Kansas City church hit by arson

By Paula Schlueter Ross (paula.ross@lcms.org)

April 13, 2017, update: The arsonist has been caught and charged with 2nd-degree arson.

“Our church prays for justice, but we also include in our church prayers the arsonist, that this event in his life will lead to repentance to and faith in Jesus Christ as Lord and Savior,” says Pastor Bradley Zerkel.

The congregation, he added, “is nearly back to normal spiritually and emotionally,” and the new doors have arrived and will be installed.

Original story, posted March 17, 2017:

The gasoline-fueled fire that damaged the doors of the education building at Our Redeemer Lutheran Church in Kansas City, Mo., around 7:15 p.m. on Saturday, March 4, was caught early.

The doors to the education building of Our Redeemer Lutheran Church in Kansas City, Mo., show scorch marks from the March 4 fire that has been called arson. The congregation no longer operates a day school, but holds Sunday school classes in the building, which also houses staff offices. (Our Redeemer Lutheran Church)

A blessing, acknowledges Pastor Bradley Zerkel.

“If the fire had spread to the sanctuary,” Zerkel said, “that might have been too much for the people” of the congregation, who helped restore the church after a more serious fire four years ago that pretty much gutted the sanctuary. Damages from that fire, caused by outdated wiring, took three years of repairs — and worshiping in the basement of the education building — before the church could reopen last spring.

“I think we’ll be all right” this time, said Zerkel. “We rely on God.”

“Relying on God” is what keeps the pastor reaching out to the poor in this gang-plagued, inner-city part of Kansas City where he has served since his seminary graduation 15 years ago.

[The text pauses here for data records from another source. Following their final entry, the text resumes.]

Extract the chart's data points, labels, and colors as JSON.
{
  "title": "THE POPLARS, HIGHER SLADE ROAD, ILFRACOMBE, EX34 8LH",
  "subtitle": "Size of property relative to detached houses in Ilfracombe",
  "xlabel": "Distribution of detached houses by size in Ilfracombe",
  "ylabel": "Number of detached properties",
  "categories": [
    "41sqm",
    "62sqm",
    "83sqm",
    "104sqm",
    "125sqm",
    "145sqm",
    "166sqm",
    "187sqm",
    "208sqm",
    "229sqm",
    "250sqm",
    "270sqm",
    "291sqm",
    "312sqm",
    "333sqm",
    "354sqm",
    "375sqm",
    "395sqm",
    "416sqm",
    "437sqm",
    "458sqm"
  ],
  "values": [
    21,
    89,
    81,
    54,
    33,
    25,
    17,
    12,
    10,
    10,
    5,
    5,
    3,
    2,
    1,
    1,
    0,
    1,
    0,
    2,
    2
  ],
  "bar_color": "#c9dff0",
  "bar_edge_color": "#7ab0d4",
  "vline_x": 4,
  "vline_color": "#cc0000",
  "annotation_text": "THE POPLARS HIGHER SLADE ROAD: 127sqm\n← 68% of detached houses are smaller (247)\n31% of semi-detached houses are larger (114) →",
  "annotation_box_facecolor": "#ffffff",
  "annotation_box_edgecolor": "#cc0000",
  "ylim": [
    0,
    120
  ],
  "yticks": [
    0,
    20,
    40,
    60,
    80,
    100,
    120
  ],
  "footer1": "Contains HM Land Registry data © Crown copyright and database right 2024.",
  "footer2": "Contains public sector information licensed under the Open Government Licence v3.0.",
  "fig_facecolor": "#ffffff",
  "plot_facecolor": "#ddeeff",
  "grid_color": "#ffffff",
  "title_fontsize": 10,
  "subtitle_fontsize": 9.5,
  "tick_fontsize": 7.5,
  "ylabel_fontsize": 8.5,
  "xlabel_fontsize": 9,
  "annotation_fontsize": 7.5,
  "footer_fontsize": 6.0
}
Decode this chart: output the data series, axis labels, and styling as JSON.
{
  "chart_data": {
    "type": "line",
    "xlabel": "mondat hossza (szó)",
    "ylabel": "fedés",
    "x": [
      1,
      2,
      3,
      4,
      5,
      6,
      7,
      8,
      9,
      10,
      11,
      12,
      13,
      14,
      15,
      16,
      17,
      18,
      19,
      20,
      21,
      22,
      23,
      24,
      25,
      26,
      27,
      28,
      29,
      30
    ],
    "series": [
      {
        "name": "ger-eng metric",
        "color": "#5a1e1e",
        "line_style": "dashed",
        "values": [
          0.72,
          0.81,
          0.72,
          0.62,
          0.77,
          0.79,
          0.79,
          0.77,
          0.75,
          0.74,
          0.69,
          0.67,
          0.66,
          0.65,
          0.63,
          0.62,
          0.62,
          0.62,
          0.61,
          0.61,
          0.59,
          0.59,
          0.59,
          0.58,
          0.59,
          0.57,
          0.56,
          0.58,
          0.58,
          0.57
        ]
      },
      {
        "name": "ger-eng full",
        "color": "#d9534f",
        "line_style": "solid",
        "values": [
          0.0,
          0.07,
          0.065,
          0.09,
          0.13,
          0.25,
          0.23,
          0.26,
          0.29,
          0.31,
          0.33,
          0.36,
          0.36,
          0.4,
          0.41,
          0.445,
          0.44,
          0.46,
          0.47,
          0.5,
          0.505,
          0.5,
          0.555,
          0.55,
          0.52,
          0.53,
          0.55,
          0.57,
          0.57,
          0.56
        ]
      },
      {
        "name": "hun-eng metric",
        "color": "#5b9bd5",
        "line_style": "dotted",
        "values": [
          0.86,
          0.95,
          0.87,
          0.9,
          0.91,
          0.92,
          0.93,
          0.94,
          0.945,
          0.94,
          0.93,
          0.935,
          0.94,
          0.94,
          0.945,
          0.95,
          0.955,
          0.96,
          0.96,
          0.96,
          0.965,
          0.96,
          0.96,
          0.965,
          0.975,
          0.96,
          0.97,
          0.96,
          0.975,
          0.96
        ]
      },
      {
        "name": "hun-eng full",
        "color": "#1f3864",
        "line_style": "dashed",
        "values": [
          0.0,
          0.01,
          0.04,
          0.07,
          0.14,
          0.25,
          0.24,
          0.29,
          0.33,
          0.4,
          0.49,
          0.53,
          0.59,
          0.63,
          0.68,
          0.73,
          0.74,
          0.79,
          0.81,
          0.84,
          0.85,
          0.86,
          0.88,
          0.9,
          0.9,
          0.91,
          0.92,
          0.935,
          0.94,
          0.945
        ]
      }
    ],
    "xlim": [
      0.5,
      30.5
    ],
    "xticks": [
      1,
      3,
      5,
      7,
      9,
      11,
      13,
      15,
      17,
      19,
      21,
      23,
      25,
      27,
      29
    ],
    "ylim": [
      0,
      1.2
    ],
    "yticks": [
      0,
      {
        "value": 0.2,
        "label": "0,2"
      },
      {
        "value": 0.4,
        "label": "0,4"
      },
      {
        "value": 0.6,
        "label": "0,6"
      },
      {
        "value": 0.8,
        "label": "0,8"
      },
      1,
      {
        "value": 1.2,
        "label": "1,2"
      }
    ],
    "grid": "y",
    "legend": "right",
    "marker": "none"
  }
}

Since then, the 120-member church has been broken into more than a dozen times — an “ongoing” challenge, the pastor says. To increase safety, its three weekend worship services and two “outreach” services per month (the latter includes a free meal) are held only during daylight hours for three equally representative member groups: Anglo, Liberian and Hispanic.

It’s “a very unique Missouri Synod church,” Zerkel admits, with long-time Anglo members — some drive 50 miles roundtrip each Sunday to attend services, just as their parents and grandparents did, because “they care about the church” — as well as African refugees, Hispanic immigrants and, lately, a few Vietnamese.

They are all, he says, “a gift from the Lord.”

The suspected arsonist — whose image was captured on surveillance video while setting the fire — had come to the church’s food pantry/used-clothing repository a half-hour earlier for a jacket, which he received, and became angry with the pastor when he was not allowed to leave with a number of other items. The situation escalated, and the young man made several heated threats to Zerkel, who said he’s experienced similar confrontations before and would “rather extend grace, [and] take chances, than not extend it.”

The church video was released to local authorities and media, but at this writing no arrests have been made.

Although the flames were contained to the front doors of the education building (which houses Sunday school classes and staff offices), “the whole church” was affected because of smoke damage, Zerkel said, and “every single thing” had to be professionally cleaned before the church reopened “with great attendance and joy” on Sunday, March 12. The epistle reading, Rom. 5:1-5, focused on hope and peace, he added.

A brief worship service was held in the church the morning after the fire, March 5, so the pastor could share details and pray for the suspect’s “repentence” and for “justice.”

LCMS Missouri District President Rev. Dr. R. Lee Hagan contacted Zerkel that morning to share his concern, and the district reached out via its Facebook page to ask for donations to help with repairs. The church’s insurance policy has a very high deductible — more than what the current repairs will cost — so expenses will be borne by the congregation, according to the pastor.

“Our Redeemer is truly one of the most diverse congregations in the district,” Hagan acknowledged, and “has become a beacon of hope in urban Kansas City.

“I encouraged Pastor Zerkel to keep the course in being faithful in preaching the Word and showing mercy to those in need in their neighborhood. Our Redeemer has been through a lot in recent years, but we are thankful that the congregation continues to be salt and light.”

Even though the smell of smoke was heavy during that first post-fire service, “it was a very healing service, we just let God speak through His Word,” said Zerkel.

And while the pastor prays for justice in the case, he also prays that the young man who is charged with setting the fire “finds Jesus.

“I hope he comes back and gives a testimony to the congregation [about] how his life has changed,” something for which the entire and unusually diverse Our Redeemer membership will “praise God,” said Zerkel.